Transit funding received record-breaking funding

The bill provides $89.9 billion of funding for public transit. It also includes $39 billion to modernize existing systems and not build new ones. This bill is being billed by the White House as "the largest federal investment made in public transit history." Transit agencies could benefit from this funding, as their ridership and workers continue to suffer from pandemic-related downturns and maintenance backlogs are increasing. Lax maintenance in Washington DC's Metro is believed to be the cause of a derailment that resulted in 40 percent of the Metro's railcars being taken out of service. Advocates don't think it's enough. Benito Perez is the policy director of Transportation For America. He says that after inflation, "the record level of investment" might be just the status quo or less than it should be." Transportation For America is a progressive advocacy organization. He points out that roughly 80 percent of the money in this bill is used for highway-related funding. He says that this has "implications on the climate, safety, and implications for providing meaningful accessibility to all users."

Broadband Infrastructure

The legislation allocates $65 billion to internet connectivity and accessibility. This was a problem that was especially evident when many Americans turned to the internet during the pandemic. The $42.45 billion will go to grants for states. These funds can be used to gather data about broadband needs and create plans to address them. They also have the ability to pay telecom companies to improve access. A $14.2 billion chunk will provide $30 monthly vouchers to low-income Americans for internet service. This replaces a $50 per month voucher program that was available to fewer people. Tomer, a Brookings Institution researcher, says that this is the first major investment in America's broadband infrastructure. "I believe that it will be an unquestionable component of its legacy."

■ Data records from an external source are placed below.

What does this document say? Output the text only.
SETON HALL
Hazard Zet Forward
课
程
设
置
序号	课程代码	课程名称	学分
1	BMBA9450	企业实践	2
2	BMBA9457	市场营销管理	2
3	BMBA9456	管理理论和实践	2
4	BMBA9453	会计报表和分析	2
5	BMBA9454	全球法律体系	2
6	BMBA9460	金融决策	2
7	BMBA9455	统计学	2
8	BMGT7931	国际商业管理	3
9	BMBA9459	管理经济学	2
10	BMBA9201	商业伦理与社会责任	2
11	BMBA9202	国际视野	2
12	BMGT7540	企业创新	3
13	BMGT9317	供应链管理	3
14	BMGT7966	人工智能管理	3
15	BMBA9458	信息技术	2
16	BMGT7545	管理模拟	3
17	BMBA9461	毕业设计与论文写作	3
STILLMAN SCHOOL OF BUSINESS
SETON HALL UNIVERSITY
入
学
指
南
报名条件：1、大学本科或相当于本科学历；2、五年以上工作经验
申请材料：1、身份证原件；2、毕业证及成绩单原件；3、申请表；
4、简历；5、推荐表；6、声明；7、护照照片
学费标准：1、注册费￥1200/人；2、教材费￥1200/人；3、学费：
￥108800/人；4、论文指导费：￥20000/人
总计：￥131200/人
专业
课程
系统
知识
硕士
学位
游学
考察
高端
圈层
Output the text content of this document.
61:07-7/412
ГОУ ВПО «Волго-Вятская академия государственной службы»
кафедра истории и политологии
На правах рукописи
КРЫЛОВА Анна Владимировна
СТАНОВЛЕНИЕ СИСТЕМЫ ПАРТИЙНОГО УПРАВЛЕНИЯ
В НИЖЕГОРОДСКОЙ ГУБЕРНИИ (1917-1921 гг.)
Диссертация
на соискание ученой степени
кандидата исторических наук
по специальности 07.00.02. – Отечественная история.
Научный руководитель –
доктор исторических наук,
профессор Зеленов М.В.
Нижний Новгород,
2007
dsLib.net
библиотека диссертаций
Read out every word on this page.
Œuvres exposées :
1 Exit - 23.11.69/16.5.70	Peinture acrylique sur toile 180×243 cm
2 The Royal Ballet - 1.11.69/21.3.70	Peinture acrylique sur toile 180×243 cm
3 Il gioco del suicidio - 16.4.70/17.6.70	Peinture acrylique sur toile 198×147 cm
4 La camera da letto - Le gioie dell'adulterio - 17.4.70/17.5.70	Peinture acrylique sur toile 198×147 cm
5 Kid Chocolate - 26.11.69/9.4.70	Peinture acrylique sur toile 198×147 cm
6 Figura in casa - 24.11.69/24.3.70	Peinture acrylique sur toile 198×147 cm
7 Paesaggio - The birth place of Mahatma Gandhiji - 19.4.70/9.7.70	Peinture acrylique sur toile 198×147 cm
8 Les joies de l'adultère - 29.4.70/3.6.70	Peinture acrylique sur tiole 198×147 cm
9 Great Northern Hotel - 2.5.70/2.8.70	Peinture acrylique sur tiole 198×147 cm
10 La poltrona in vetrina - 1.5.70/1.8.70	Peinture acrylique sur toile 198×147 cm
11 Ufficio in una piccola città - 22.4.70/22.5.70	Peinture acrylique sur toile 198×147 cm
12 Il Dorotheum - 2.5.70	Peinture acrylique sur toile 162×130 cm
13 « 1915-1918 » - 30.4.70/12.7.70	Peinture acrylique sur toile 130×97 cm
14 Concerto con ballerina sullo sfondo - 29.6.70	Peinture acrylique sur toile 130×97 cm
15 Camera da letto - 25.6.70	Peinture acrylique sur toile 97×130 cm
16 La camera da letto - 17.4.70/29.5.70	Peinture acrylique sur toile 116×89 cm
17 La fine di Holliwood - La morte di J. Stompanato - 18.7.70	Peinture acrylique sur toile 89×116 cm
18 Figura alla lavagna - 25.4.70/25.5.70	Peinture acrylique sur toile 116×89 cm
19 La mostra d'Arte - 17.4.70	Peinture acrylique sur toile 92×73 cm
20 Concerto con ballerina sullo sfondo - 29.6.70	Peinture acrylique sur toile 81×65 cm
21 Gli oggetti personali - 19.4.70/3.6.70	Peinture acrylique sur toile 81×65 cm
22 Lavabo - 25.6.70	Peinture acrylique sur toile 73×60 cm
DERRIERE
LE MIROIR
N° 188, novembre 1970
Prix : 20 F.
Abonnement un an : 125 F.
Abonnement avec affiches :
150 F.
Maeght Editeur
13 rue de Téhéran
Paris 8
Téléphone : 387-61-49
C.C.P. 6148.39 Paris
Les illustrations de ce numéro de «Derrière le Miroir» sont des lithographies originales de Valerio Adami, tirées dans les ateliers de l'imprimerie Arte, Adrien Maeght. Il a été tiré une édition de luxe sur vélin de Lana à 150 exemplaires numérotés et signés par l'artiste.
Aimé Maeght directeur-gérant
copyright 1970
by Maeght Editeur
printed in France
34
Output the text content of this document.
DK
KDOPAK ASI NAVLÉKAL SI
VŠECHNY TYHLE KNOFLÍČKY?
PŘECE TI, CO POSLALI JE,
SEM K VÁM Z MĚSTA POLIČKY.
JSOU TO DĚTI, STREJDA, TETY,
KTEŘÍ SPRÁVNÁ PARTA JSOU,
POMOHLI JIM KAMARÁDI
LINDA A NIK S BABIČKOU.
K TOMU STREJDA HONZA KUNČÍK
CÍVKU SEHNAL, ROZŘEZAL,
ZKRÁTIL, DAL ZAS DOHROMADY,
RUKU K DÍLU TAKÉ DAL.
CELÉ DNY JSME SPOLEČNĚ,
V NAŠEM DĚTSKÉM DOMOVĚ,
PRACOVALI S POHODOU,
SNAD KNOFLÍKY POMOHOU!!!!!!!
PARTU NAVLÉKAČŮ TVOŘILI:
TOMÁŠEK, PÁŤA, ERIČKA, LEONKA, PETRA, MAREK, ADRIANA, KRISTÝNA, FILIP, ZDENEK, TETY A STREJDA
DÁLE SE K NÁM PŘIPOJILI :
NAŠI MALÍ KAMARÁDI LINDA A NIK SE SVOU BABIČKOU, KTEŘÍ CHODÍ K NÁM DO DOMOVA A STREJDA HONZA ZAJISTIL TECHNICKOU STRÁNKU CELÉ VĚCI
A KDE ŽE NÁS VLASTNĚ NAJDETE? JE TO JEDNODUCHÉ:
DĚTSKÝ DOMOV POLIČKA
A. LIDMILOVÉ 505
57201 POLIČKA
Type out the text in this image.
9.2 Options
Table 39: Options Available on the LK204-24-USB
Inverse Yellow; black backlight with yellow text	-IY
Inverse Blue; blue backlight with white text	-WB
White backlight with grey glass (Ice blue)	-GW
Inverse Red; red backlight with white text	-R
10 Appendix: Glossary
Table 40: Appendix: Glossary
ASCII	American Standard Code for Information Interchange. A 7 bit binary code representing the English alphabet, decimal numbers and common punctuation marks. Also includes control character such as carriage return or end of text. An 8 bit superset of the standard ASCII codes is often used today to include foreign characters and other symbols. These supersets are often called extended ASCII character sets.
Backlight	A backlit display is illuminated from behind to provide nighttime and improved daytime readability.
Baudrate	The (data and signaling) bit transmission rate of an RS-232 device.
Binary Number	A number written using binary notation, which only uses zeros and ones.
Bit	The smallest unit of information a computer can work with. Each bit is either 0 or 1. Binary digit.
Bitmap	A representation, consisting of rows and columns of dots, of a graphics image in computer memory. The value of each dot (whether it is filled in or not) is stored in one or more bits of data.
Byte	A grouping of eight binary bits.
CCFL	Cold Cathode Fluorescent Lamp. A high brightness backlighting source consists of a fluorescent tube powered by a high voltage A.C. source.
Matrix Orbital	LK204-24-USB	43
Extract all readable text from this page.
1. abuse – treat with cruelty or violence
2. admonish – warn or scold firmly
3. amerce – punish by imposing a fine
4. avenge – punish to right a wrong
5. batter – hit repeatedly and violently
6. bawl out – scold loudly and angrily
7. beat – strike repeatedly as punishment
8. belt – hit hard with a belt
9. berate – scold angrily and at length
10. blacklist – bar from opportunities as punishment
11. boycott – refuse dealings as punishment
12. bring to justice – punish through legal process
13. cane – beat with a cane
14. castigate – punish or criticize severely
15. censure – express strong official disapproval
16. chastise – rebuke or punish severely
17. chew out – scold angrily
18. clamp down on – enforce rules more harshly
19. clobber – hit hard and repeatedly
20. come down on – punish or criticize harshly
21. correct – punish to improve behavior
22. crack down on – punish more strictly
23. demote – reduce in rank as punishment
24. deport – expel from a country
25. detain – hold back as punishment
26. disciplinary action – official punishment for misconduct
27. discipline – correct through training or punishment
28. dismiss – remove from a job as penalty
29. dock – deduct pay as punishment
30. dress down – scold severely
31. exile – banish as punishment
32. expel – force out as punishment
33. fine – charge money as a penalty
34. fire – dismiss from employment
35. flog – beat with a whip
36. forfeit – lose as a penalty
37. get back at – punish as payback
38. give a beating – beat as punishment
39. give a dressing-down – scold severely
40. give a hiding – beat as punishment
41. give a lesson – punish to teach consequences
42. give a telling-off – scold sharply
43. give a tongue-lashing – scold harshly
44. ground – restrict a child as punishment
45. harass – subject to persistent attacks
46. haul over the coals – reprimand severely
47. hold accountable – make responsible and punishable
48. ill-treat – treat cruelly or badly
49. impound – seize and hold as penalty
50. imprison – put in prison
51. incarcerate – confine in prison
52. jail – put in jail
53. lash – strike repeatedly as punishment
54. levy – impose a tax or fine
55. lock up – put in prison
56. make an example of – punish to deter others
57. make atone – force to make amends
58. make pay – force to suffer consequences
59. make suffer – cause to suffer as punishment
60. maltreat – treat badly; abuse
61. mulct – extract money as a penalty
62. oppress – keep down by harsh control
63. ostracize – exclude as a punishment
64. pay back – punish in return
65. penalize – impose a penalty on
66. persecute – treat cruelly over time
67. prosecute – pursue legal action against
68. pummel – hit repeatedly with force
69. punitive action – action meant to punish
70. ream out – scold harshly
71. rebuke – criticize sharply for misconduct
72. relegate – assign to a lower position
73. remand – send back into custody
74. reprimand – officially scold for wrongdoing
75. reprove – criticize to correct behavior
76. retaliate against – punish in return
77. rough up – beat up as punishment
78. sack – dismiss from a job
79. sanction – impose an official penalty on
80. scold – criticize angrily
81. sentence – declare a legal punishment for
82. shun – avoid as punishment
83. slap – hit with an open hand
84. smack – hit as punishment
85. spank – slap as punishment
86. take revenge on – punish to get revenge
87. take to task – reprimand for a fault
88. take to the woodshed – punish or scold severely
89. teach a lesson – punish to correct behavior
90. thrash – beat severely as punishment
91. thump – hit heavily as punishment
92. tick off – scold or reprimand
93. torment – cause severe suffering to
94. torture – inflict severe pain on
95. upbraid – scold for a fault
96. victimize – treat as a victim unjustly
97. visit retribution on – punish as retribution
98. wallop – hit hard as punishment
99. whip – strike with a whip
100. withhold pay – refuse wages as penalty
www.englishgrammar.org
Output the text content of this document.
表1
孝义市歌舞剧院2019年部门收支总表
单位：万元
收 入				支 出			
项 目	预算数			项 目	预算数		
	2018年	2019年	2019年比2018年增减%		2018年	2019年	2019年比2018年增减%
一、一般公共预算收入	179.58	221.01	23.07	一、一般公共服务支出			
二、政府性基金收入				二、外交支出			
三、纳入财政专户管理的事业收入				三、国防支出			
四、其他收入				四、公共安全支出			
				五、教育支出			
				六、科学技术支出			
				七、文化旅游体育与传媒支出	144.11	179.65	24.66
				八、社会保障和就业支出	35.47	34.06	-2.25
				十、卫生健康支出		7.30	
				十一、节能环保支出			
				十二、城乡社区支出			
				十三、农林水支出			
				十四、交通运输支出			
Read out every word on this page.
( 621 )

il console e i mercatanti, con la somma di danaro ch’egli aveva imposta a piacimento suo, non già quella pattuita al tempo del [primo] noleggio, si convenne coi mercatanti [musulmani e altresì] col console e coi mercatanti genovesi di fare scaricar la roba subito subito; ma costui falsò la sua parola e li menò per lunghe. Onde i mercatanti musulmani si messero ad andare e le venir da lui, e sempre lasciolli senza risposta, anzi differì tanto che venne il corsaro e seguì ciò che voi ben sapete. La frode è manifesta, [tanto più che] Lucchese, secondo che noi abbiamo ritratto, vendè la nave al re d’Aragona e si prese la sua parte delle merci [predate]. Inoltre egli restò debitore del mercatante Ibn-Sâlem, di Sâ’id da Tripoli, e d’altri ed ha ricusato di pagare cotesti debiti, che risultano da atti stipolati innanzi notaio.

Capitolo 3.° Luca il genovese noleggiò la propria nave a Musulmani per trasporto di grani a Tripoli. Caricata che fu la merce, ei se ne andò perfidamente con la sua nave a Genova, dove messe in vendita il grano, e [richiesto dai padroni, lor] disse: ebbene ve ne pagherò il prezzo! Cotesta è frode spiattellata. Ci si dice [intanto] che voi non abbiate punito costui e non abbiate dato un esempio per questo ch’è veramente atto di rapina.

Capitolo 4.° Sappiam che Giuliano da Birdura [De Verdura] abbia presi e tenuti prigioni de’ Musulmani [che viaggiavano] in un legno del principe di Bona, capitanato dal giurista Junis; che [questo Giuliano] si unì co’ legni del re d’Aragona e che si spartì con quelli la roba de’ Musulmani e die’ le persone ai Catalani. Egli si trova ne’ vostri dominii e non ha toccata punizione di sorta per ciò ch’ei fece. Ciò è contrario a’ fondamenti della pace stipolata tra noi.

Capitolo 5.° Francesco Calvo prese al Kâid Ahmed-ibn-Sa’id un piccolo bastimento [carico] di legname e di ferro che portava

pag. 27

The Country Must Be Bold Against Climate Change

The hotly contested "Build back Better" plan, which is still in Congress, is another piece of legislation that the Biden administration intends to use against climate change. The infrastructure bill, however, contains enough climate resilience money to make it the largest piece of climate-focused legislation in the country. According to a Brookings Institution report, it allocates $154 billion for climate programs. There's a new program written expressly to create resilient infrastructure--roads, subways, and bridges that can resist the extreme heat, cold, and storms of a changing climate. The White House claims that $5 billion will be spent on electric school buses, and $7.5 billion on electric vehicle charging infrastructure. This money will go towards funding 500,000 public charging stations for electric vehicles by 2030. The electric grid needs to be fixed and improved with $65 billion. Climate activists claim that the effort is not sufficient, especially since the Build Back Better bill was withdrawn. It's a start.

A shift in funding philosophy

This one is a bit wacky, but it is important. Federal infrastructure funding is generally sent to the states and local governments via "formulas," which depend on factors such as population and gas tax revenue. Only $120 billion of $550 billion in federal spending will be distributed through competition programs. This gives Pete Buttigieg, Transportation Secretary, and other officials more control over which projects receive money and Congress more oversight power. Experts predict that the new law will lead to more ambitious mega-projects, such as the Hoover Dam. These mega projects require money and interstate cooperation. Tomer believes that the upside to this could be increased innovation and experimentation. It's going to encourage states and localities bring their best ideas to the table.